Trump was foolish to make the call to Zelensky. Many in the administration had already leaked against him and after Russiagate he should have been alert to the dangers. Yet does anyone really doubt Biden, as vice president, should have done all he could to stop his own son working for a company the Obama administration regarded as corrupt? Wasn’t Trump just trying to do to Biden what the Democrats had been doing to Trump since 2016?
The Biden side of the saga has been played down by the progressive media. The Sydney Morning Herald was wise to publish a full-page piece on February 7 from The Los Angeles Times, “How Hunter Biden lit the Fuse”. ABC Planet America co-host John Barron told Sandy Aloisi on ABC NewsRadio on February 6 that Biden, perhaps the Democrats’ best chance of beating Trump, was now the biggest loser from the impeachment proceedings.

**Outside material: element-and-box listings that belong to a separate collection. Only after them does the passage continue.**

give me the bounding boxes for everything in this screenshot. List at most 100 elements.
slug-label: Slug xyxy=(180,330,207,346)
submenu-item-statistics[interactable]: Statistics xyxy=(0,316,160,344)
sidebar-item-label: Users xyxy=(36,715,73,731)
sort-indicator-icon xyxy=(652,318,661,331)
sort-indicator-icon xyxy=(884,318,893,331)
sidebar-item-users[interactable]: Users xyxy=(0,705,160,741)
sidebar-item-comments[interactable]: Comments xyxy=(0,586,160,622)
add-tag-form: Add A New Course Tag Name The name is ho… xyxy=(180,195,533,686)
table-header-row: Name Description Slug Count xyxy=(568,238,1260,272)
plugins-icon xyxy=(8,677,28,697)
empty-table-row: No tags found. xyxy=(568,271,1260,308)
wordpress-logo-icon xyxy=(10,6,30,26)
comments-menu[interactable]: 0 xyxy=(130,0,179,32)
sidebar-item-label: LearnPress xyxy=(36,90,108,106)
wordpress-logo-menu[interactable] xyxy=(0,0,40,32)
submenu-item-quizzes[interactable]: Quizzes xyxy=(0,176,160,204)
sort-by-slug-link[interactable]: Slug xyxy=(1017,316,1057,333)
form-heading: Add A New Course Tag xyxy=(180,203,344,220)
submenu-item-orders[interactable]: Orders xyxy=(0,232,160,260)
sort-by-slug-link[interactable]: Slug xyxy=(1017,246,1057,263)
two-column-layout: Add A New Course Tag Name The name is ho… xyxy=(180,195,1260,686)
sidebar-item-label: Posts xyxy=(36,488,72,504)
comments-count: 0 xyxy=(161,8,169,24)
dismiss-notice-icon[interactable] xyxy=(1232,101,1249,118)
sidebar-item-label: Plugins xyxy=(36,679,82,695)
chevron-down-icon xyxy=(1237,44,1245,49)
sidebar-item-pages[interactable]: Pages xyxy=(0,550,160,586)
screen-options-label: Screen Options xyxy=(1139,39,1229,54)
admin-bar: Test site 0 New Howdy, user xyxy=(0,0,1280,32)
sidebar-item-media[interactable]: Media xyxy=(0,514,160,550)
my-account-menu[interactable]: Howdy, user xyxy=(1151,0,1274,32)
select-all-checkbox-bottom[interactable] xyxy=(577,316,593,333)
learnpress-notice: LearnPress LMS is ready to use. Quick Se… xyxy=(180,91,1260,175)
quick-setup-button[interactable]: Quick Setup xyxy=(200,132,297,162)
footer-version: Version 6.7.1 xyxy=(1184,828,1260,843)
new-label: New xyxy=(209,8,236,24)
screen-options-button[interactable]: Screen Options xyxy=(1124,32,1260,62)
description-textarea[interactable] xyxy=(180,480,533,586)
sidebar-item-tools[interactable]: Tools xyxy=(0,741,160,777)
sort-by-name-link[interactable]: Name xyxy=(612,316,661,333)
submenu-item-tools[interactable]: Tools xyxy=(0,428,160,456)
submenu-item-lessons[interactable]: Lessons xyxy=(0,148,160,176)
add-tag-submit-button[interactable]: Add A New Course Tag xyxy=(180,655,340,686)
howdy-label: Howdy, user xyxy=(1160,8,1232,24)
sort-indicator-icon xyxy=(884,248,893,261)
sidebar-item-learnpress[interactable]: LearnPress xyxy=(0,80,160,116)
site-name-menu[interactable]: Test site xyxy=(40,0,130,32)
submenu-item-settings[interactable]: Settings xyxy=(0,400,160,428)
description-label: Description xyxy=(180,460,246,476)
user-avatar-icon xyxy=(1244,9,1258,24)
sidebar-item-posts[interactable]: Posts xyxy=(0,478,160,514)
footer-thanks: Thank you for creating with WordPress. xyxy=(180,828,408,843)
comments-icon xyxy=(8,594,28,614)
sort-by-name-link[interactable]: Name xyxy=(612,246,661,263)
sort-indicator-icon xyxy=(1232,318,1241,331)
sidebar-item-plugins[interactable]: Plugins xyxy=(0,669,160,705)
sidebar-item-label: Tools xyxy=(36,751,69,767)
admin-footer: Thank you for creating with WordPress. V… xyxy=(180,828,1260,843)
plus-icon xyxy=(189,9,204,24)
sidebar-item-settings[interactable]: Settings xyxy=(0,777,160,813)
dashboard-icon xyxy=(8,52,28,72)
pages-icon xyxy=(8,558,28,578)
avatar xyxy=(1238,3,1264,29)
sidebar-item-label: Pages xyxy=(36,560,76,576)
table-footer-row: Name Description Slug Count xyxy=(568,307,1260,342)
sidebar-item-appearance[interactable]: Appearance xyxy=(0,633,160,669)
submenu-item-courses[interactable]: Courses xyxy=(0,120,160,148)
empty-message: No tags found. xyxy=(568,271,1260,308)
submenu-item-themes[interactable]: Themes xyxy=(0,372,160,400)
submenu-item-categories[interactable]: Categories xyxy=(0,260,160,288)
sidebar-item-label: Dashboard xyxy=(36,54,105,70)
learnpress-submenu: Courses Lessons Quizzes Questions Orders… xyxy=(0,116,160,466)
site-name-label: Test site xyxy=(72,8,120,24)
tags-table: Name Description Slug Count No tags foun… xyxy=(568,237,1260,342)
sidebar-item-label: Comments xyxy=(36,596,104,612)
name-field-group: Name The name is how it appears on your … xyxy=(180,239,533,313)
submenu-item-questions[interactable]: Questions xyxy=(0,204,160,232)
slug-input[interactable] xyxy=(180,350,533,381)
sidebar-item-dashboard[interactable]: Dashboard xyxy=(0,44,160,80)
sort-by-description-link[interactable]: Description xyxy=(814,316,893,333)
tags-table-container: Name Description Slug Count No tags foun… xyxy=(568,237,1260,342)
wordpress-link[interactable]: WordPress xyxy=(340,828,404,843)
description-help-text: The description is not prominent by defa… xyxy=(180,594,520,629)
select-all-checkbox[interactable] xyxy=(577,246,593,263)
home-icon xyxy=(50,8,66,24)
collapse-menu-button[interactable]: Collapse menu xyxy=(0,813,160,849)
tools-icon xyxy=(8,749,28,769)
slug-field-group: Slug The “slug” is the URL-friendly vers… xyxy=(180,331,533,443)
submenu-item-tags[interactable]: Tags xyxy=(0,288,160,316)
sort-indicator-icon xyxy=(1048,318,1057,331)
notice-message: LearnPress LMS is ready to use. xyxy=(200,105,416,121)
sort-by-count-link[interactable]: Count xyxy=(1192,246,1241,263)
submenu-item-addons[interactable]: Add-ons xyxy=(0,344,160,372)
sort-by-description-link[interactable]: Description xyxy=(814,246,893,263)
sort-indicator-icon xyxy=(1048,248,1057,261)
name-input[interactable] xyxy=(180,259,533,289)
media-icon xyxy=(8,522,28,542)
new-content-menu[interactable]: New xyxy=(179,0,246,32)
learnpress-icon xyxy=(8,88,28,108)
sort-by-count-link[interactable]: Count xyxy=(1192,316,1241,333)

While the political class was appalled at what the Zelensky phone call says about Trump’s attitude to power, many swinging voters see it for what it was: a flawed response by a transactional businessman not operating by the usual rules of the political swamp. They look at Democrat women in white who could not cheer Trump’s successes during the State of the Union speech as people who put personal political self-interest ahead of the national interest. Those Democrats should applaud historically low unemployment rates across the US, job creation among African Americans and Hispanics, real wages growth, a booming economy and a President having a good crack at making America great again.
The semi-religious posturing of progressive media critics who dislike Trump’s many personal flaws perfectly reflects a social media climate in which ostentatious displays of moral virtue outweigh facts and cool-headed analysis.
People parading their good hearts should have a closer read of that Christianity Today editorial, which says: “ Let’s grant this to the President: The Democrats have had it out for him since day one, and therefore everything they do is under a cloud of partisan suspicion.”
Having misunderstood the process when US House Speaker Nancy Pelosi launched her impeachment inquiry on September 24, much of the Australian media has resorted to post-facto justification of reporting that often implied President Trump could seriously have faced removal from office.